By the third load, she laid down, then stood back up.
As I spread the bales, tiny feet and a nose appeared from under her tail.
Apparently, she was calving and I was, too.
The calf hit the ground, the cow spun around to lick it dry and I mentally reviewed the pasture activity of nine months ago. The bull that spent two days showing me the weak spots in my corral, but nobody ever claimed, had to be the culprit. Finally, the livestock inspector had hauled him to the auction without knowing his owner. I didn’t care who owned him. I just didn’t want him visiting my cows. And today, I wanted to treat my daughter to a memorable experience.
Bulls don’t always listen to what I want.
Three more cows offered evidence of that bull’s visit. They looked like a calf would fall out any minute.
I revised our plans. Fairmont was out.
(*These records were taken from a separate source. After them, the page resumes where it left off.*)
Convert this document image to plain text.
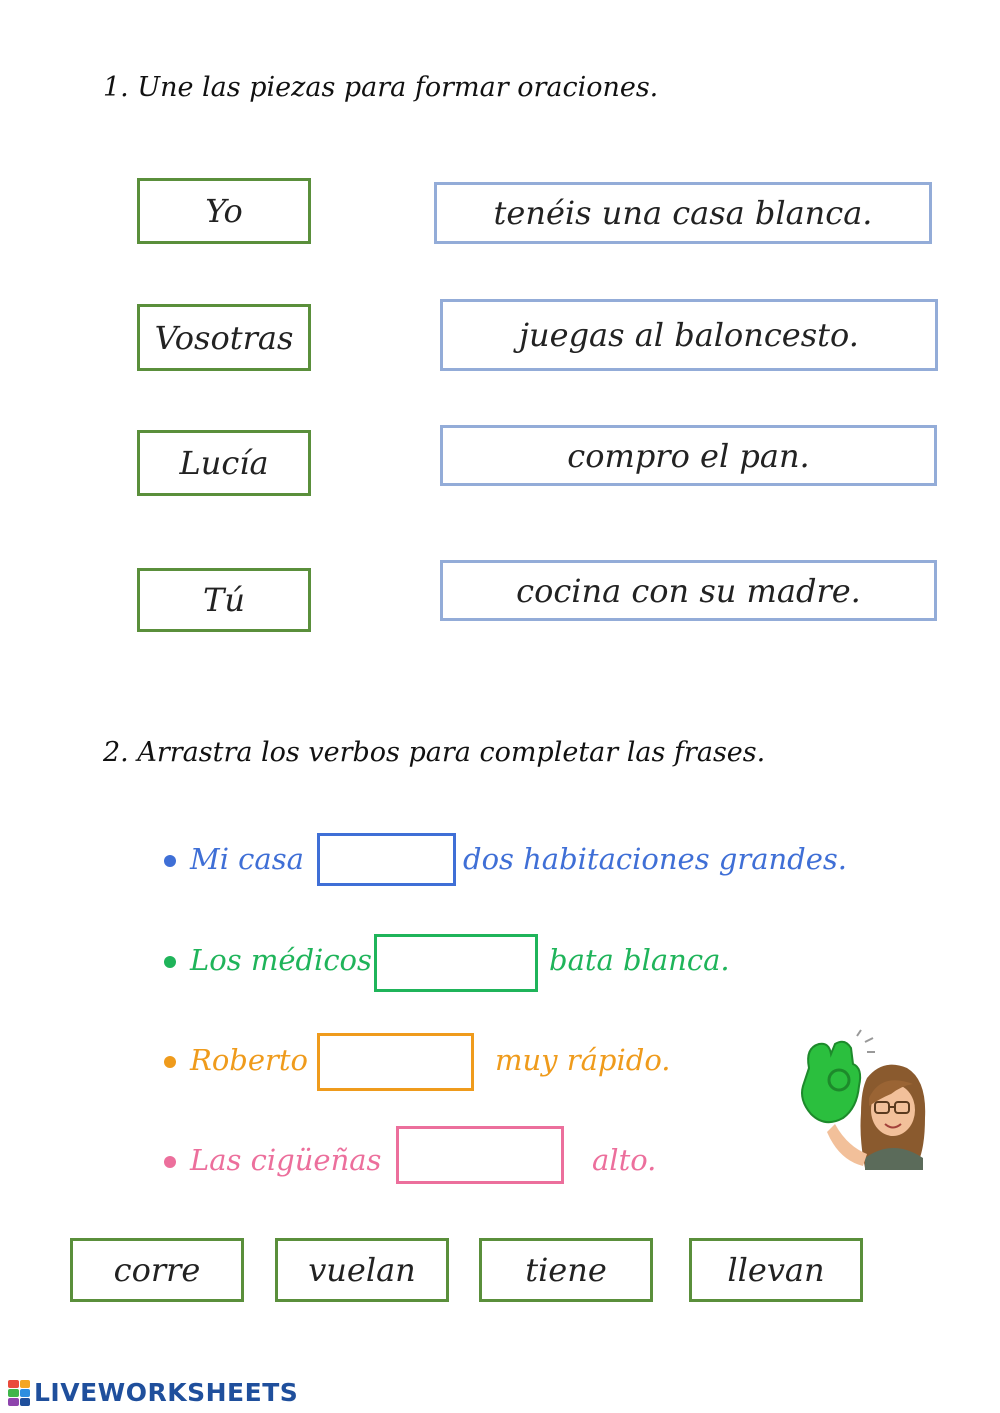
1. Une las piezas para formar oraciones.
Yo
Vosotras
Lucía
Tú
tenéis una casa blanca.
juegas al baloncesto.
compro el pan.
cocina con su madre.
2. Arrastra los verbos para completar las frases.
Mi casa	dos habitaciones grandes.
Los médicos	bata blanca.
Roberto	muy rápido.
Las cigüeñas	alto.
corre	vuelan	tiene	llevan
LIVEWORKSHEETS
A day-trip to a hot springs in Helena, two and a half hours away, would give me a chance to check for calves early in the morning and before dark. It would still be fun and I could still get warm, although in accelerated circumstances.
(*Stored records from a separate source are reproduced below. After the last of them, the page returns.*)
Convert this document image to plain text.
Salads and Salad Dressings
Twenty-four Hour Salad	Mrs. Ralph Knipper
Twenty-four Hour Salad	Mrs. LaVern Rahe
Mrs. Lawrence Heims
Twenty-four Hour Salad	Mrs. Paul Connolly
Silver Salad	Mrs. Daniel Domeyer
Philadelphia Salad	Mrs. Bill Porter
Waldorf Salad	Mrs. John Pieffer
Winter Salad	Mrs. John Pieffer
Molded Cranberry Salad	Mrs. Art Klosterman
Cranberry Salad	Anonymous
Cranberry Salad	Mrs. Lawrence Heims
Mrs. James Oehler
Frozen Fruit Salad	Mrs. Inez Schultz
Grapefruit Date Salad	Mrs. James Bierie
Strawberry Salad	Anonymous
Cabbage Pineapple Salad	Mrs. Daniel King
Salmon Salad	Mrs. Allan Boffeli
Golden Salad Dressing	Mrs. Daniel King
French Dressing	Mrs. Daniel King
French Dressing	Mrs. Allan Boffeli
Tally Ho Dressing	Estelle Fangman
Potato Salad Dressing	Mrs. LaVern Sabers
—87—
Saturday’s dawn offered hope and no new calves. We threw our swimsuits and snacks in the truck. By the time we hit the interstate, 40 miles an hour in whiteout blowing snow revealed Sunday’s storm had arrived on Saturday and a pileup in the other lane.
We turned around.
Back at the ranch, the experienced mama had tucked her calf in among a bunch of still-expectant mothers laying on mounds of straw. The calf lay cozy and warm while the snow whipped around it.
As snow drifts built up where I had plowed them out a couple of days before, Abby and I made a second backup plan: A night at the movies in Conrad. I was sure the Orpheum would have the heat turned on. I could get warm there.
Abby, being the good sport she naturally is, thoroughly enjoyed the movie.
I hoped we could plow through the drifts all the way back to the house.
I buried the truck in the last drift.
By Sunday morning, the black cows stood sideways to the bright sun, soaking up skimpy warmth.
I buried the ranch truck in another drift while checking for new calves so I started the skid steer to feed, plow the driveway and pull both of my pickups out of snow drifts. While the skid steer warmed up, I watched an unfamiliar truck on the county road bite the ditch. A couple of teenage boys thanked me for pulling them back on to the road.
Back in the house after every dependent was fed and watered, I realized two things: I made the right decision to stay home and I could get warm later – probably in June.